Some are everyday things. The son in a family of winemakers wants to be able to taste wine again. The medicine he takes took that away. Others things are part of his life’s fabric, like wanting to keep calling Dolphins games.

He wonders about continuing his morning talk show on WIOD. He’s 65 in October and maybe that’s enough of a four-hour-a-day grind. He says in one breath, “I don’t want to die at the microphone.”

He says in another, “I’m not sure if I’m ready to stop [the show].'”

He’s ready to talk about it all now, he says. He didn’t initially tell his daughters about his cancer back in 2015 so as not to worry them. He didn’t tell anyone except his boss, really, going to Boston regularly for tests or treatment and doing his radio show there.

He helped Richardson with a fund-raiser for pediatric research in Boston called The Jimmy Fund in 2019. The Boston Red Sox are a big supporter of it. Cefalo did a radio interview at Fenway Park. Upon finishing, his old Miami neighbor, Red Sox General Manager Dave Dombrowski, saw him.

“Why are you here?” Dombrowski said.

He told Dombrowski. He spoke of some health issues on his WIOD show last spring after missing several weeks. That’s been about it in public, though.

“It’s time to talk about it now,” he said in a phone interview.

Cefalo and his wife, Janice, are considering their next chapter. Their daughters are out of the home. The twins, Mia and Katie, are in college. Ava, 24, is on her own. Their house of 27 years is for sale.

He’s studying Italian and envisions living three months a year in Italy. He’s looking at places in Napa or the Sonoma Valley to spend three more months a year.

The other six months during football season he wants to be in South Florida. He wants to keep announcing games. That is not something he seems to be contemplating scaling back on. He went to Cincinnati for Sunday’s final Dolphins preseason game, flying commercially and not with the team, due to NFL rules restricting plane passengers in the pandemic.

That added hurdles to a man walking with a cane. He shrugs it off.

“I feel good; it’s going to be fun,” he says of this year.

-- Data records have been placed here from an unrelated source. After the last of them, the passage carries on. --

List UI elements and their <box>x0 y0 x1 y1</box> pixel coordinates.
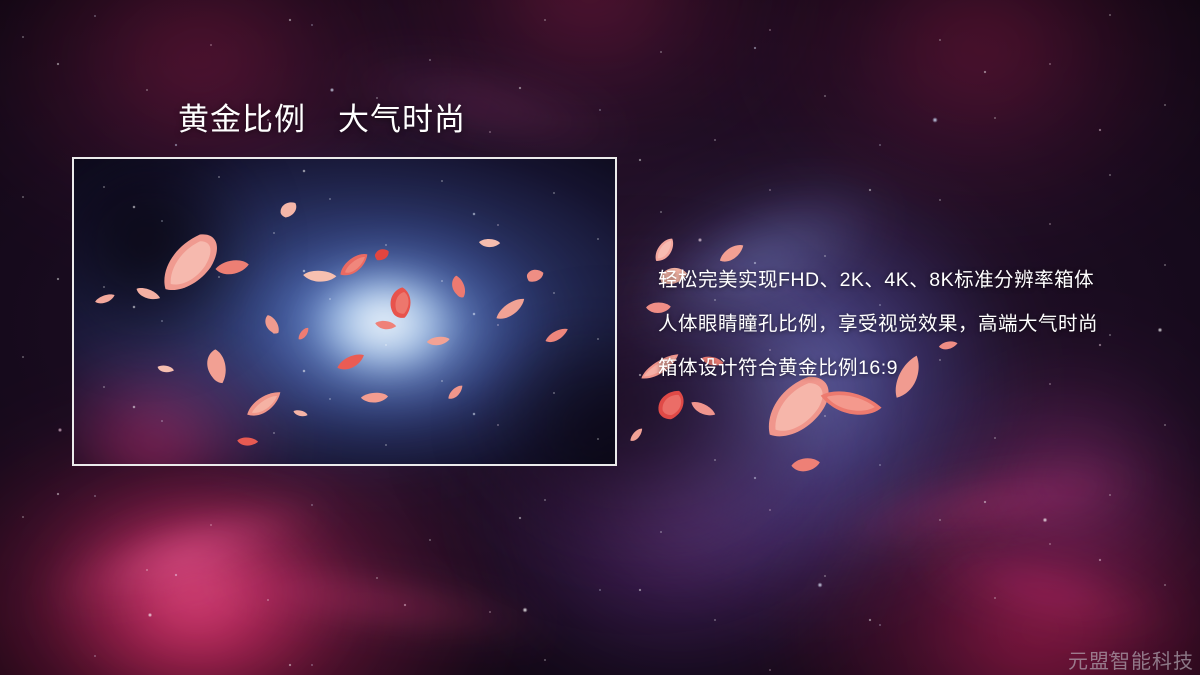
body-line: 轻松完美实现FHD、2K、4K、8K标准分辨率箱体 <box>658 258 1098 302</box>
frame-star-field <box>74 159 615 464</box>
photo-frame <box>72 157 617 466</box>
page-title: 黄金比例 大气时尚 <box>178 100 466 140</box>
watermark: 元盟智能科技 <box>1068 645 1194 674</box>
body-line: 人体眼睛瞳孔比例，享受视觉效果，高端大气时尚 <box>658 302 1098 346</box>
photo-frame-image <box>74 159 615 464</box>
body-line: 箱体设计符合黄金比例16:9 <box>658 346 1098 390</box>
body-text-block: 轻松完美实现FHD、2K、4K、8K标准分辨率箱体 人体眼睛瞳孔比例，享受视觉效… <box>658 258 1098 390</box>
slide-canvas: 黄金比例 大气时尚 轻松完美实现FHD、2K、4K、8K标准分辨率箱体 人体眼睛… <box>0 0 1200 675</box>
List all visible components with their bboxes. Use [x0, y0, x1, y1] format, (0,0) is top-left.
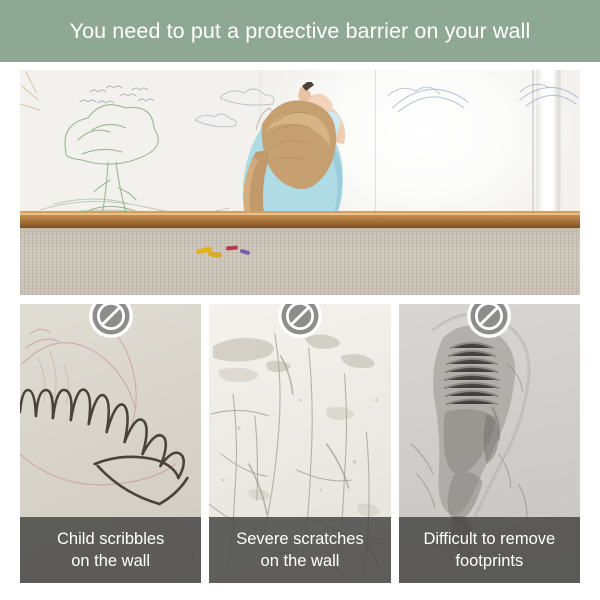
caption-line-2: footprints — [455, 552, 523, 570]
panel-caption-footprints: Difficult to remove footprints — [399, 517, 580, 583]
caption-line-1: Severe scratches — [236, 530, 363, 548]
headline-banner: You need to put a protective barrier on … — [0, 0, 600, 62]
caption-text: Severe scratches on the wall — [230, 528, 369, 573]
caption-line-2: on the wall — [71, 552, 150, 570]
caption-line-1: Child scribbles — [57, 530, 164, 548]
prohibition-icon — [88, 304, 134, 339]
hero-baseboard-highlight — [20, 213, 580, 215]
product-infographic-page: You need to put a protective barrier on … — [0, 0, 600, 600]
panel-caption-scratches: Severe scratches on the wall — [209, 517, 390, 583]
caption-line-1: Difficult to remove — [423, 530, 555, 548]
panel-difficult-footprints[interactable]: Difficult to remove footprints — [399, 304, 580, 583]
hero-carpet — [20, 228, 580, 295]
panel-severe-scratches[interactable]: Severe scratches on the wall — [209, 304, 390, 583]
crayons-on-floor — [20, 228, 580, 295]
caption-text: Difficult to remove footprints — [417, 528, 561, 573]
caption-text: Child scribbles on the wall — [51, 528, 170, 573]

It’s the edge of a new season, and there are plenty of new names and new hopes to cheer. But don’t forget to cheer the familiar name in the broadcast booth. Hope the voice up there, a gentleman all these years, has the season of his dreams, too.

Jimmy Cefalo, former Miami Dolphins player and current Dolphins radio announcer, in 2005 launched a business, Cefalo's Wine Cellar and Spirits. Now, he says the medicine he takes affects his ability to taste wine.
Jimmy Cefalo, former Miami Dolphins player and current Dolphins radio announcer, in 2005 launched a business, Cefalo’s Wine Cellar and Spirits. Now, he says the medicine he takes affects his ability to taste wine.